54. Attentive to today’s world [C 90]
If Teresa was particularly attentive to the reality of her time, we too, called to live her charism today, are obliged to discern the needs of our contemporaries. We cannot be insensitive to the countless needs and sufferings of contemporary humanity. We feel called to collaborate in the Church’s evangelizing activity even in the simple, everyday ways characteristic of our lives. Our presence as Carmelites can also be significant in areas relevant today such as the pastoral care of youth and the family, ecumenical and interreligious dialogue, the struggle for justice and peace, and ecological commitment.
55. Community discernment on mission [C 37]
Faced with the diversity of possible commitments and the many needs of the Church and of humanity, and often also with the limited personnel at our disposal, a good communal discernment of the commitments to be undertaken is more necessary than ever so that they may be truly consonant with the charism God has entrusted to us and with what the Church expects of us. John of the Cross asks, “What does it profit you to give God one thing if he
asks of you another?” (Sayings of Light and Love, 73)
56. The communal character of the apostolate [C 15e]
Each of us is called to participate in the mission of the Order by our personal collaboration.

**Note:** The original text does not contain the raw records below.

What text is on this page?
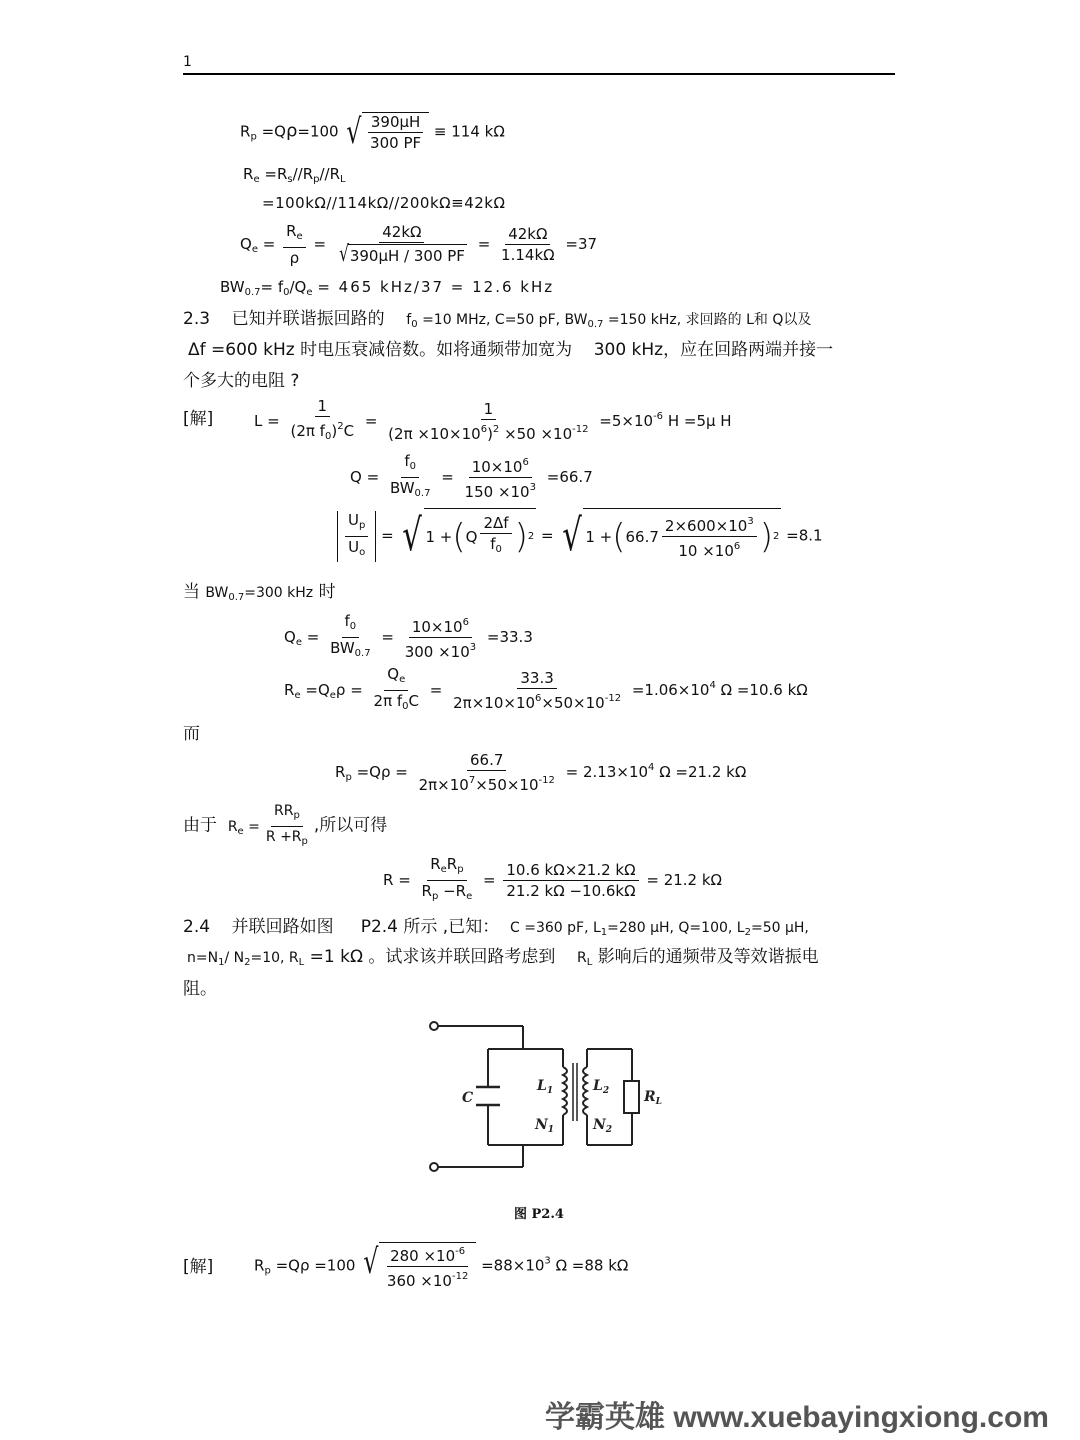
1
$R_p =Q\rho=100$ √ $\frac{390\mu H}{300 PF} \equiv 114$ kΩ
$R_e =R_s//R_p//R_L$
=100kΩ//114kΩ//200kΩ≡42kΩ
$Q_e = \frac{R_e}{\rho} = \frac{42k\Omega}{√ 390\mu H / 300 PF} = \frac{42k\Omega}{1.14k\Omega} =37$
$BW_{0.7}= f_0/Q_e = 465$ kHz/37 = 12.6 kHz
2.3 已知并联谐振回路的 $f_0 =10$ MHz, C=50 pF, $BW_{0.7} =150$ kHz, 求回路的 L和 Q以及
Δf =600 kHz 时电压衰减倍数。如将通频带加宽为 300 kHz，应在回路两端并接一
个多大的电阻 ?
[解]	$L = \frac{1}{(2\pi f_0)^2C} = \frac{1}{(2\pi \times 10\times 10^6)^2 \times 50 \times 10^{-12}} =5\times 10^{-6}$ H =5μ H
$Q = \frac{f_0}{BW_{0.7}} = \frac{10\times 10^6}{150 \times 10^3} =66.7$
$\frac{U_p}{U_o}$ = √ 1 + ( Q $\frac{2\Delta f}{f_0}$ ) 2 = √ 1 + ( $66.7 \frac{2\times 600\times 10^3}{10 \times 10^6}$ ) 2 =8.1
当 $BW_{0.7}=300$ kHz 时
$Q_e = \frac{f_0}{BW_{0.7}} = \frac{10\times 10^6}{300 \times 10^3} =33.3$
$R_e =Q_e\rho = \frac{Q_e}{2\pi f_0C} = \frac{33.3}{2\pi\times 10\times 10^6\times 50\times 10^{-12}} =1.06\times 10^4$ Ω =10.6 kΩ
而
$R_p =Q\rho = \frac{66.7}{2\pi\times 10^7\times 50\times 10^{-12}} = 2.13\times 10^4$ Ω =21.2 kΩ
由于 $R_e = \frac{RR_p}{R +R_p}$ ,所以可得
$R = \frac{R_eR_p}{R_p -R_e} = \frac{10.6 k\Omega\times 21.2 k\Omega}{21.2 k\Omega -10.6k\Omega} = 21.2$ kΩ
2.4 并联回路如图 P2.4 所示 ,已知： C =360 pF, $L_1=280$ μH, Q=100, $L_2=50$ μH,
$n=N_1/$ $N_2=10$, $R_L =1$ kΩ 。试求该并联回路考虑到 $R_L$ 影响后的通频带及等效谐振电
阻。
C
$L_1$
$N_1$
$L_2$
$N_2$
$R_L$
图 P2.4
[解]	$R_p =Q\rho =100$ √ $\frac{280 \times 10^{-6}}{360 \times 10^{-12}} =88\times 10^3$ Ω =88 kΩ
学霸英雄 www.xuebayingxiong.com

The normal manifestation of our service to Christ and the Church are the commitments which the community assumes and carries out with the coordinated collaboration of its members. An individual friar may also undertake a personal assignment, suited to his gifts and abilities, always with the community’s consent and carrying it out as it’s member. In fact, the gifts of the Spirit that each one receives are always “for the common good” (cf. 1 Cor 12:7), knowing that we are “Christ’s body and individually part of it.” (1 Cor 12:27).

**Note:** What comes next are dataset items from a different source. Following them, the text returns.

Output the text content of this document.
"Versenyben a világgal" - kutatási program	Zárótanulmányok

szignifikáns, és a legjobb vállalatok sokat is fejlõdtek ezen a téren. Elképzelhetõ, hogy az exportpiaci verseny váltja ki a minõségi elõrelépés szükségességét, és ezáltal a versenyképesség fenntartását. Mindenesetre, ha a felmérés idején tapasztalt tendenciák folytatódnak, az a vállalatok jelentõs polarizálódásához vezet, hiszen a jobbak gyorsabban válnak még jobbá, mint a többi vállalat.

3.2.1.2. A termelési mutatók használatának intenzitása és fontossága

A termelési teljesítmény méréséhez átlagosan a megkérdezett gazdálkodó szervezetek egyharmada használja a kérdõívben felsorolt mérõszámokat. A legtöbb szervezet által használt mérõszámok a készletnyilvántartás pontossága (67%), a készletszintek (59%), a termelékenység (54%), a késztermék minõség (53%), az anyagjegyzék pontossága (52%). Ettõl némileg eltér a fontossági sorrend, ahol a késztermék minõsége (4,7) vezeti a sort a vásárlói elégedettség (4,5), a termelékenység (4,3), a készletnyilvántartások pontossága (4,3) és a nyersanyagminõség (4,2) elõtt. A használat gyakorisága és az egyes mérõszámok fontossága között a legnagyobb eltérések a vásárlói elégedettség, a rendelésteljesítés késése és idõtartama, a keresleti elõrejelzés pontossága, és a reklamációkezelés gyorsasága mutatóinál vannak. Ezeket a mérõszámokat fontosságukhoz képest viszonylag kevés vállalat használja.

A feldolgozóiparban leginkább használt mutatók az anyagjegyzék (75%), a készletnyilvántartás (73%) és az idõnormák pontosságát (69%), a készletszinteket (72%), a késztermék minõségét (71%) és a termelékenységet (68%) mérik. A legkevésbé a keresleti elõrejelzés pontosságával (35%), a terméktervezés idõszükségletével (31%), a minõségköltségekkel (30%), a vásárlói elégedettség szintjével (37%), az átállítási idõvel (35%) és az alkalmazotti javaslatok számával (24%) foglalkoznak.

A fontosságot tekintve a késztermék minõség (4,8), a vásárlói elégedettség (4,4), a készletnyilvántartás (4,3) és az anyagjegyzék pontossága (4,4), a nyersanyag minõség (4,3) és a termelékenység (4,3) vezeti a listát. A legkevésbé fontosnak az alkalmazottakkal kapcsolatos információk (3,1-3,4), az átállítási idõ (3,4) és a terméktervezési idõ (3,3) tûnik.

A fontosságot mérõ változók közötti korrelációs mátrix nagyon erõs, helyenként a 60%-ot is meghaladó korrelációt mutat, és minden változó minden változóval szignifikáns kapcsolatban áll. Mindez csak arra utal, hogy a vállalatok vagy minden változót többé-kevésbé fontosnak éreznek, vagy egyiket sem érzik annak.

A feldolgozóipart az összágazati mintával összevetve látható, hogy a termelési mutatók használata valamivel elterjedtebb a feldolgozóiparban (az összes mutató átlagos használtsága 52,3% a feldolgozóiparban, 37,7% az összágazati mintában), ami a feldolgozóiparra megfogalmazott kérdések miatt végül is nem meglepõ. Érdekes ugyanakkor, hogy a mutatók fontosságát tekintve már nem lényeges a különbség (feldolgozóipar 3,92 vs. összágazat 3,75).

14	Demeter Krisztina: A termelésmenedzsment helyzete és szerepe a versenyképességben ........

57. The apostolate shared between friars-nuns-laity [C 102-103]
The first recipients of the apostolic dimension of our life is within the same family of the Teresian Carmel. The apostolic commitment in its multiple forms (prayer, witness, preaching, spiritual direction, teaching, publications) is addressed first of all to the friars, the nuns, and the laity of the Order. On the other hand, our family can more effectively express its witness and carry out its apostolate through the active collaboration of the members of the three branches, each according to its own form of life.

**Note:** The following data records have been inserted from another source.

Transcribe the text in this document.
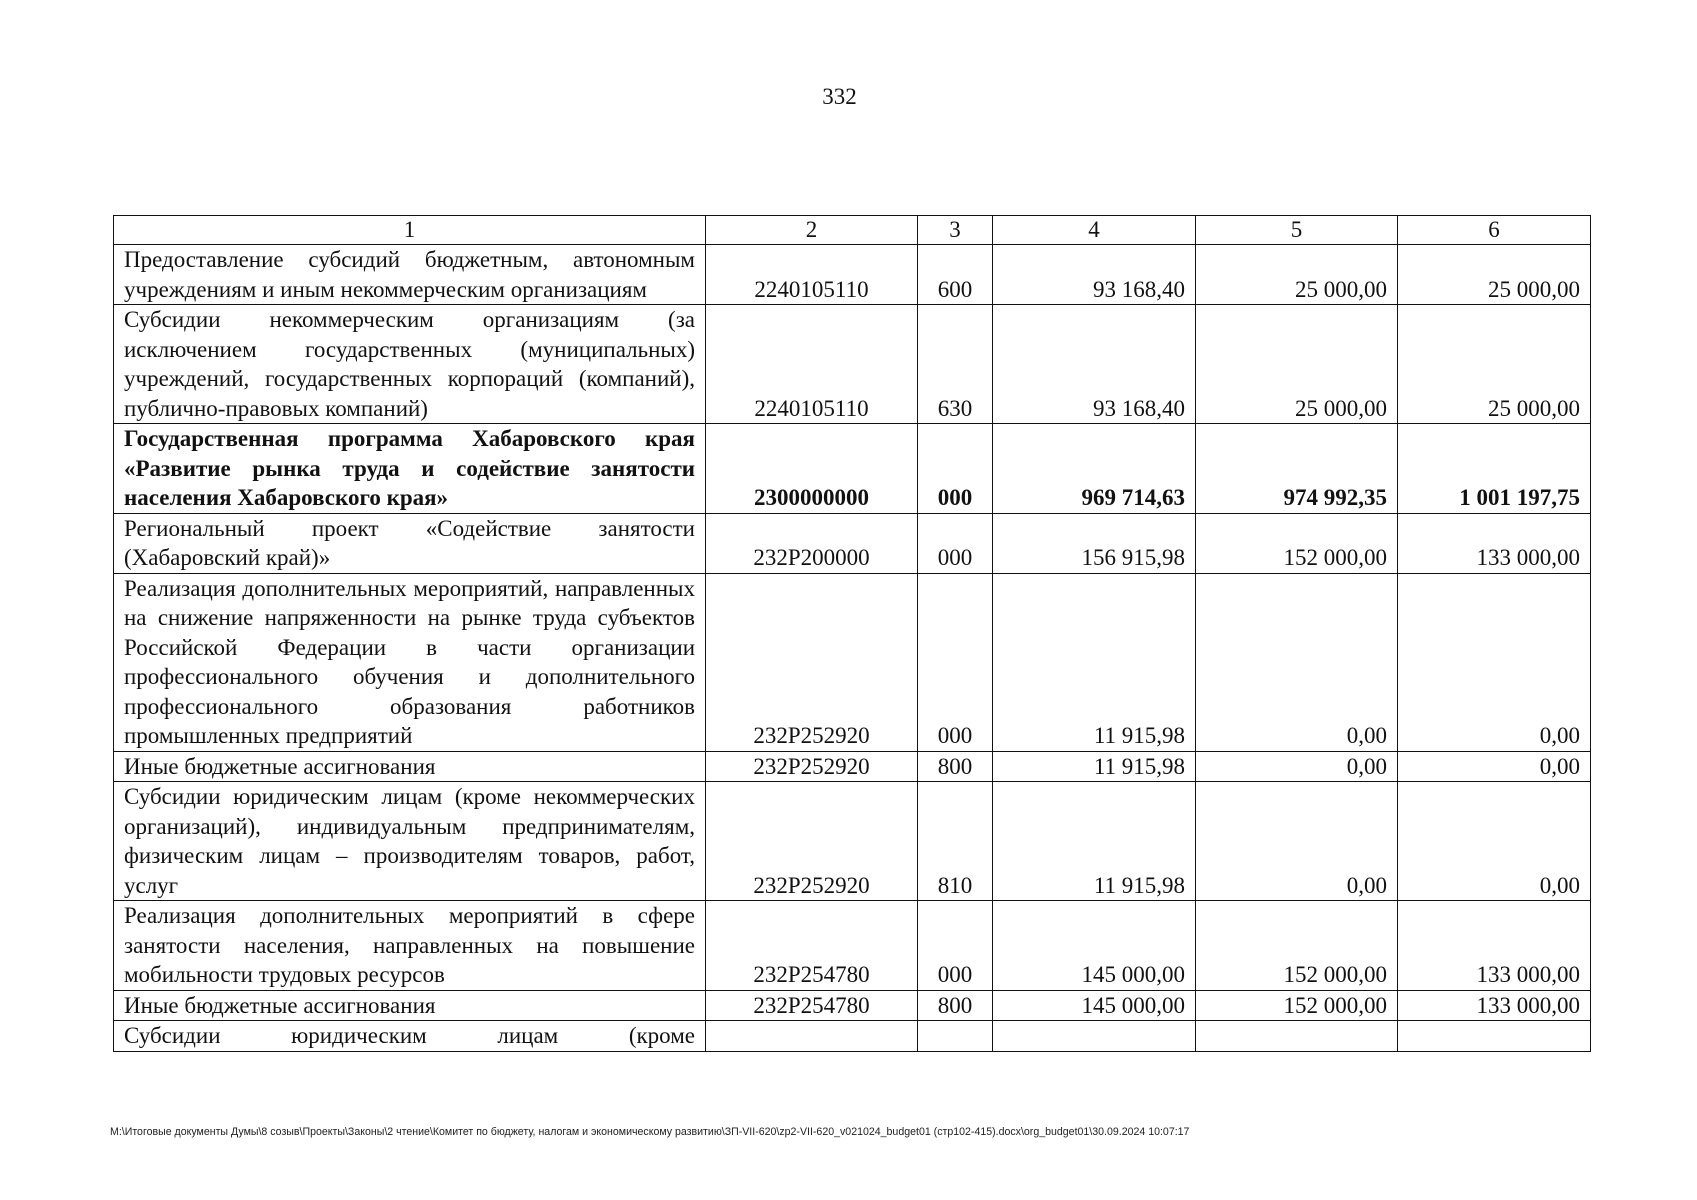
332
1	2	3	4	5	6
Предоставление субсидий бюджетным, автономным учреждениям и иным некоммерческим организациям	2240105110	600	93 168,40	25 000,00	25 000,00
Субсидии некоммерческим организациям (за исключением государственных (муниципальных) учреждений, государственных корпораций (компаний), публично-правовых компаний)	2240105110	630	93 168,40	25 000,00	25 000,00
Государственная программа Хабаровского края «Развитие рынка труда и содействие занятости населения Хабаровского края»	2300000000	000	969 714,63	974 992,35	1 001 197,75
Региональный проект «Содействие занятости (Хабаровский край)»	232P200000	000	156 915,98	152 000,00	133 000,00
Реализация дополнительных мероприятий, направленных на снижение напряженности на рынке труда субъектов Российской Федерации в части организации профессионального обучения и дополнительного профессионального образования работников промышленных предприятий	232P252920	000	11 915,98	0,00	0,00
Иные бюджетные ассигнования	232P252920	800	11 915,98	0,00	0,00
Субсидии юридическим лицам (кроме некоммерческих организаций), индивидуальным предпринимателям, физическим лицам – производителям товаров, работ, услуг	232P252920	810	11 915,98	0,00	0,00
Реализация дополнительных мероприятий в сфере занятости населения, направленных на повышение мобильности трудовых ресурсов	232P254780	000	145 000,00	152 000,00	133 000,00
Иные бюджетные ассигнования	232P254780	800	145 000,00	152 000,00	133 000,00
Субсидии юридическим лицам (кроме					
M:\Итоговые документы Думы\8 созыв\Проекты\Законы\2 чтение\Комитет по бюджету, налогам и экономическому развитию\ЗП-VII-620\zp2-VII-620_v021024_budget01 (стр102-415).docx\org_budget01\30.09.2024 10:07:17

IV.D. Unity of prayer-fraternity-mission [C 15b, d, e]
58. Three aspects of an indivisible reality
The three fundamental elements of the Teresian charism are prayer, fraternity, and mission. However, what truly characterizes it is the fact that all three are intrinsically linked and do not make sense independently but call upon one another.
59. Three elements that nourish one another
In fact, one cannot live friendship with the Lord without a true fraternal relationship in community and without an apostolic commitment as a response to God’s will. Community life has no meaning if Christ is not at the center and if it does not lead to witness and service to him and his Church. Apostolic activity becomes a worldly occupation if it does not spring from a loving relationship with God and is not lived as an expression of commitment and communal discernment.
60. A harmony to be fostered
One of the great challenges for the present and future of the Order is not only to increase and consolidate prayer, fraternity, and service in daily life, but also to establish in practice a profound and coherent relationship between them.